Do tego dodać należy nijakie, bezbarwne postacie. Molly to typowa nastoletnia heroina, świetna we wszystkim, czego się chwyci, a jednocześnie niemal całkowicie pozbawiona inicjatywy, więc większość czasu spędzająca jako fabularny balast. Nie ma w niej nic, czego nie widzielibyśmy już wiele razy i to w lepszym wydaniu. Pozostali bohaterowie są niemal całkowicie nijacy, wywodząc się wprost z kanonu archetypów. Nie zaskakują, nie wzbudzają emocji i nie dają się zapamiętać, ich zachowanie jest nieodmiennie przewidywalne, zaś dialogi – wyprane z emocji.
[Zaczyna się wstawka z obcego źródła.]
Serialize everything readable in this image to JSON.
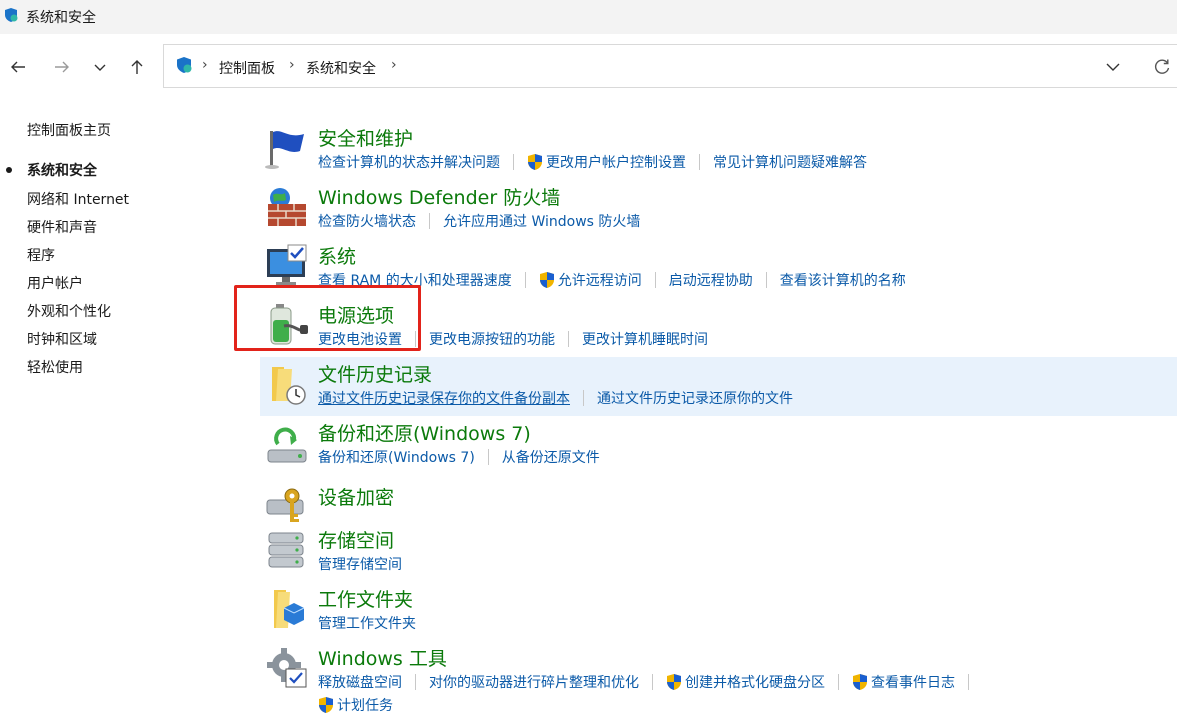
{
  "window": {
    "title": "系统和安全"
  },
  "breadcrumb": [
    "控制面板",
    "系统和安全"
  ],
  "sidebar": {
    "items": [
      {
        "label": "控制面板主页",
        "current": false
      },
      {
        "label": "系统和安全",
        "current": true
      },
      {
        "label": "网络和 Internet",
        "current": false
      },
      {
        "label": "硬件和声音",
        "current": false
      },
      {
        "label": "程序",
        "current": false
      },
      {
        "label": "用户帐户",
        "current": false
      },
      {
        "label": "外观和个性化",
        "current": false
      },
      {
        "label": "时钟和区域",
        "current": false
      },
      {
        "label": "轻松使用",
        "current": false
      }
    ]
  },
  "categories": [
    {
      "title": "安全和维护",
      "links": [
        "检查计算机的状态并解决问题",
        "更改用户帐户控制设置",
        "常见计算机问题疑难解答"
      ]
    },
    {
      "title": "Windows Defender 防火墙",
      "links": [
        "检查防火墙状态",
        "允许应用通过 Windows 防火墙"
      ]
    },
    {
      "title": "系统",
      "links": [
        "查看 RAM 的大小和处理器速度",
        "允许远程访问",
        "启动远程协助",
        "查看该计算机的名称"
      ]
    },
    {
      "title": "电源选项",
      "links": [
        "更改电池设置",
        "更改电源按钮的功能",
        "更改计算机睡眠时间"
      ]
    },
    {
      "title": "文件历史记录",
      "links": [
        "通过文件历史记录保存你的文件备份副本",
        "通过文件历史记录还原你的文件"
      ]
    },
    {
      "title": "备份和还原(Windows 7)",
      "links": [
        "备份和还原(Windows 7)",
        "从备份还原文件"
      ]
    },
    {
      "title": "设备加密",
      "links": []
    },
    {
      "title": "存储空间",
      "links": [
        "管理存储空间"
      ]
    },
    {
      "title": "工作文件夹",
      "links": [
        "管理工作文件夹"
      ]
    },
    {
      "title": "Windows 工具",
      "links": [
        "释放磁盘空间",
        "对你的驱动器进行碎片整理和优化",
        "创建并格式化硬盘分区",
        "查看事件日志",
        "计划任务"
      ]
    }
  ],
  "colors": {
    "category_title": "#0b7a0b",
    "link": "#0b5aa8",
    "highlight_box": "#e2231a",
    "hover_row": "#e8f2fc"
  }
}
Również świat przedstawiony nie powala. To typowy steampunk, którego jedynym oryginalnym akcentem może być powszechne wykorzystanie pociągów pancernych, niezbyt często opisywanego rodzaju broni. Poza tym, nie ma tu nic, co mogłoby czytelnika zaskoczyć. Druga połówka tego uniwersum – magia – również została wykreowana w sposób sztampowy, a przy tym (o czym wspominałem już wcześniej) niezbyt precyzyjny.

Magia i stal to powieść dla nikogo. Zbyt naiwna i przewidywalna, by cieszyć dorosłego odbiorcę, zbyt zagmatwana i niejasna by posłużyć jako książka dla młodzieży. Tylko dla najbardziej wyposzczonych fanów steampunku.